高市早苗首相が、衆院選で当選した自民党議員へカタログギフトを配布したことを『週刊文春』が報じ、波紋が広がっている。高市首相は2月24日夜にXを更新し、報道内容について釈明した。
「首相はまず、厳しい選挙に勝った労いの気持ちとしてギフトを配ったと認め、カタログギフトにしたのは1人ひとりに適当な品を選ぶ時間がないことと、政治活動に役立つものを各議員の判断で選んでほしいという気持ちからだと説明しています。夕食会を開くにしても、ご自身の忙しさを考えると困難だったため、品物を贈ったとのことです」(全国紙政治部記者)
石破氏の「10万円分商品券」配布問題も
さらに《もちろん、今回の支出には、政党交付金は一切使用することはありません》と違法性はないと弁明した高市首相。しかし、他党からは批判や疑問の声が続出している。
共産党の小池晃書記局長はXで「高市首相が自民党の古い金権体質をそのまま引き継いだ政治家であることが明らかになった」「政治資金規正法違反も問われる重大な問題」と批判。
中道改革連合からも、小川淳也代表が取材陣に「にわかに信じ難い。“高市首相よ、あなたもか”となりかねない。財源を含め厳しく説明責任が問われる」とコメントし、重徳和彦国対委員長も「なぜそのようなことをしたのか疑問だ」と述べている。

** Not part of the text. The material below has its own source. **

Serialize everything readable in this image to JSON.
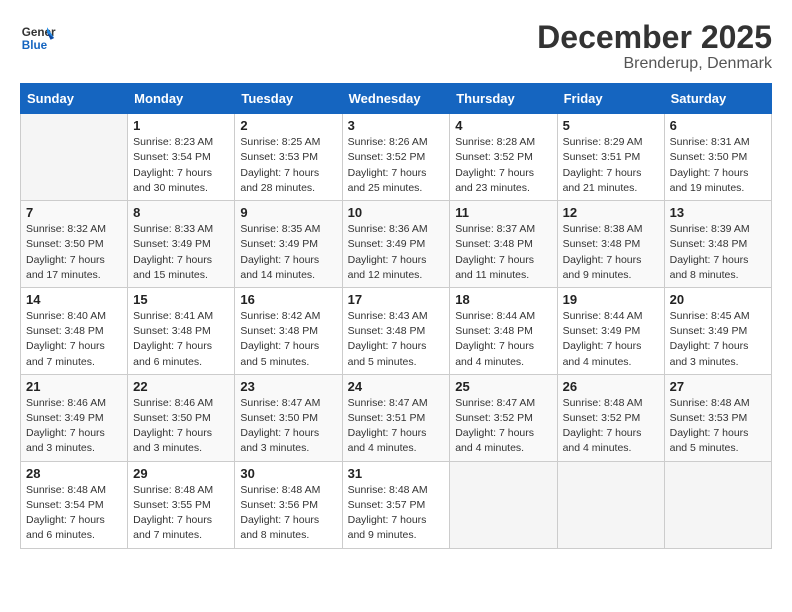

政府高官は24日夜に「社会通念上、理解の得られる範囲なら問題ないと思う」との見解を示しているが、一方で思い起こされるのが2025年3月の石破茂氏の件だ。当時、首相だった石破氏は、会食の土産代わりとして出席議員の事務所へ1人10万円分の商品券を配布し、大きな批判を浴びていた。

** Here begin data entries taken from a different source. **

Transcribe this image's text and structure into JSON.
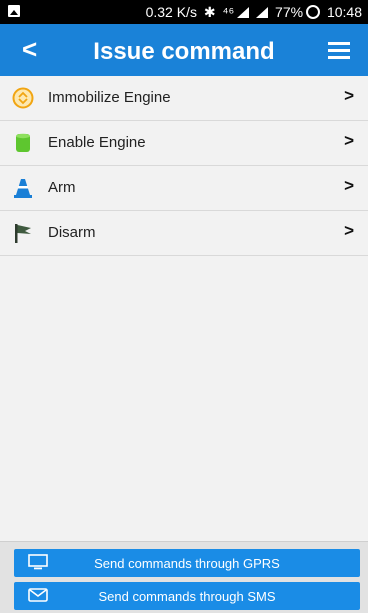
{
  "status_bar": {
    "speed": "0.32 K/s",
    "network": "⁴⁶",
    "battery": "77%",
    "time": "10:48"
  },
  "app_bar": {
    "title": "Issue command"
  },
  "commands": [
    {
      "label": "Immobilize  Engine"
    },
    {
      "label": "Enable Engine"
    },
    {
      "label": "Arm"
    },
    {
      "label": "Disarm"
    }
  ],
  "chevron": ">",
  "back_glyph": "<",
  "actions": {
    "gprs_label": "Send commands through GPRS",
    "sms_label": "Send commands through SMS"
  },
  "colors": {
    "primary": "#1a82d8",
    "button": "#1a8ce6"
  }
}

「石破氏はその後、“社会通念上どうなんだということにつきましては、世の中の方々の感覚と乖離した部分が大きかったと痛切に思っております。大変申し訳ございません”と謝罪しています。この経緯があったので、自民党内でも高市首相のカタログギフトは“あまりに軽率”として受け取りを拒否した議員もいるようです」(前出・政治部記者)
政治とカネを巡る問題に火を点けかねない、政治家の“贈り物”問題。国民からの関心も高く、「政治資金規正法に抵触してないんだから違法性はない。一体何を騒いでいるんだ?」「こんなことでガタガタ騒いで国会の審議が停滞するのが一番ダメ。第一、法には反してないでしょ」「法的に問題ない範囲で経済を回してくれてるんだからいいんじゃないか?」と、“問題ない”とする声がある一方で、
「石破さんがあれだけ叩かれたのに、何も学んでないの?」「なんで誰も止めなかったんだ?国民の批判なんて結局その程度にしか受け止めてないんだな」「1人3万円って言ったって、300人以上に配布したら総額1千万近くなる。それだけのお金があるならもっと有意義に使って……」「国民の理解が得られなかったから石破さんが炎上したんだよ。何で同じことができるんだ」など、批判の声も少なくない。
従来続いてきた慣習などもあるのかもしれないが、高市首相に求められているのはそういった通例を“ぶち壊す”パワーなのかもしれない。